In short, in order to make this Topic Modelling model robust, Coreference Resolution was suggested as one of the possible additions.

I took the initiative to work on this task and was later elected as the Task Manager.

The team consisted of 27 other collaborators ranging from data wranglers to data engineers, and machine learning engineers. Together we were ready to contribute!

Where to begin? Research.

Since I had no experience with Coreference Resolution, I knew my best starting point, as it is with most projects, would be researching this topic.

What exactly is Coreference Resolution?

Coreference resolution is the task of finding all expressions that refer to the same entity in a text (1)

I like to explain using practical examples, a real example featuring my son :)

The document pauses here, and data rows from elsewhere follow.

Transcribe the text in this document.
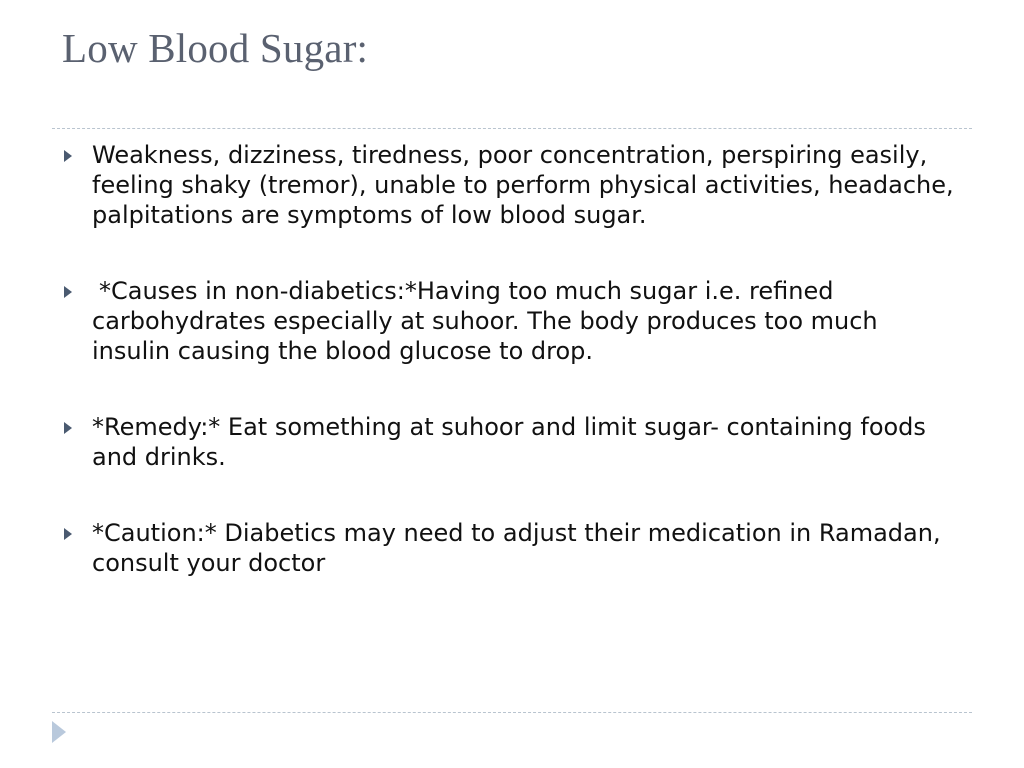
Low Blood Sugar:
Weakness, dizziness, tiredness, poor concentration, perspiring easily, feeling shaky (tremor), unable to perform physical activities, headache, palpitations are symptoms of low blood sugar.
*Causes in non-diabetics:*Having too much sugar i.e. refined carbohydrates especially at suhoor. The body produces too much insulin causing the blood glucose to drop.
*Remedy:* Eat something at suhoor and limit sugar- containing foods and drinks.
*Caution:* Diabetics may need to adjust their medication in Ramadan, consult your doctor
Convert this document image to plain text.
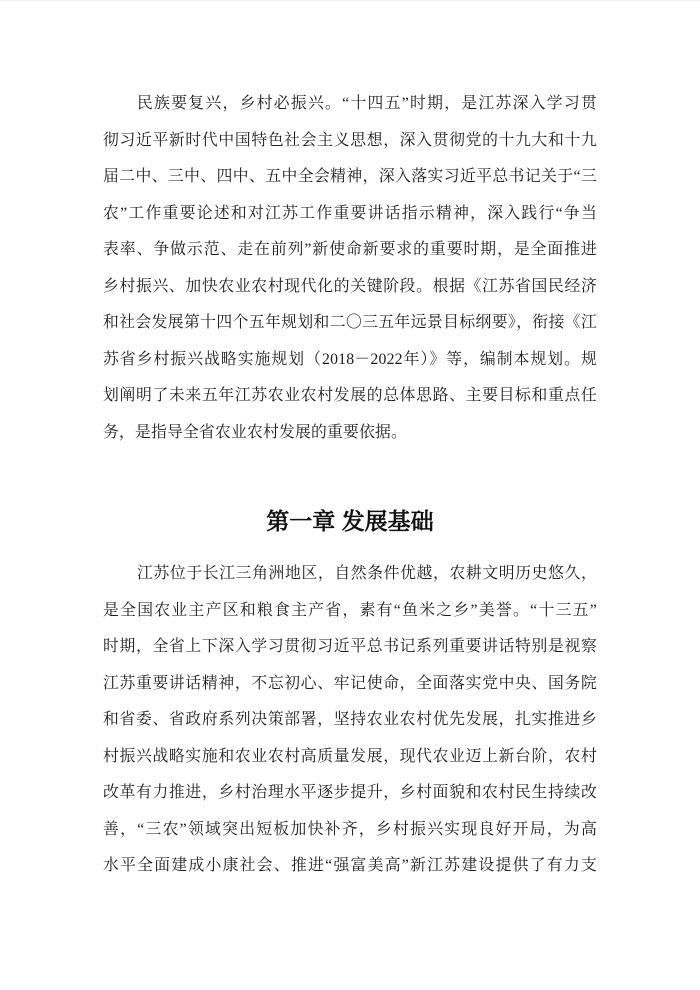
民族要复兴，乡村必振兴。“十四五”时期，是江苏深入学习贯
彻习近平新时代中国特色社会主义思想，深入贯彻党的十九大和十九
届二中、三中、四中、五中全会精神，深入落实习近平总书记关于“三
农”工作重要论述和对江苏工作重要讲话指示精神，深入践行“争当
表率、争做示范、走在前列”新使命新要求的重要时期，是全面推进
乡村振兴、加快农业农村现代化的关键阶段。根据《江苏省国民经济
和社会发展第十四个五年规划和二〇三五年远景目标纲要》，衔接《江
苏省乡村振兴战略实施规划（2018－2022年）》等，编制本规划。规
划阐明了未来五年江苏农业农村发展的总体思路、主要目标和重点任
务，是指导全省农业农村发展的重要依据。
第一章 发展基础
江苏位于长江三角洲地区，自然条件优越，农耕文明历史悠久，
是全国农业主产区和粮食主产省，素有“鱼米之乡”美誉。“十三五”
时期，全省上下深入学习贯彻习近平总书记系列重要讲话特别是视察
江苏重要讲话精神，不忘初心、牢记使命，全面落实党中央、国务院
和省委、省政府系列决策部署，坚持农业农村优先发展，扎实推进乡
村振兴战略实施和农业农村高质量发展，现代农业迈上新台阶，农村
改革有力推进，乡村治理水平逐步提升，乡村面貌和农村民生持续改
善，“三农”领域突出短板加快补齐，乡村振兴实现良好开局，为高
水平全面建成小康社会、推进“强富美高”新江苏建设提供了有力支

“My mom is the best!”, said Hamza, “She wakes me up, makes me healthy food then she lets me eat junk food”.

Entities: “Hamza”, “my mom”.
Expressions which refer to “Hamza”: “My”, “me”, “me”, “me”.
Expressions which refer to “my mom”: “She”, “she”.

Pretty simple!

Use Cases

In the context of this project, Coreference Resolution could be best used in order to enrich downstream topic modeling by replacing references with the same entity in order to better model the actual meaning of the text. This increases the Tf-Idf of generalized entities and it removes ambiguous words that are meaningless for classification.
Another use-case would be to use the Coreferenced text data as additional features, along with Named Entity Recognition tags, in any classification approach. A one-hot-encoded version of unique entities can be used as input to factorization machines or other approaches for spare modeling.

Which packages are available to implement it?

I explored almost every available python package out there.

I toyed around with some packages which seemed good in theory but were rather challenging to apply to our specific task. We needed a package that would be user-friendly, as a script would have to be developed for 28 people to take and be able to apply without much struggle.

NeuralCoref, Stanford NLP, Apache Open NLP, and Allennlp. After trying out each package, I personally preferred Allennlp, but as a team, we decided to use NeuralCoref with a short but effective script written by one of the collaborators Srijha Kalyan (add a Github link to the code?).

When applied, the package identifies the entities in the given text then they produce “clusters” or “chains”. These clusters consist of the entity (“Hamza”), the references linked to that entity ( “My”, “me”) and also their index (position) in the text.

The code was applied to the article data which was annotated by fellow collaborators from the Annotation Task Group. This resulted in a CSV file with the original article titles, the original article text and a new column of Coreferenced article text; not as chains but in the same written format as the original article text.

The output was then sent to the Topic Modeling Task Team which at that point was sitting on an accuracy of 83%, with the Coreference Resolution data, the accuracy jumped to 93%!

That’s an 11% improvement! All the hard work and hours we put into this learning this task was clearly worth it!

I’m proud to say I have a new skill added to my Data Science ninja Resume!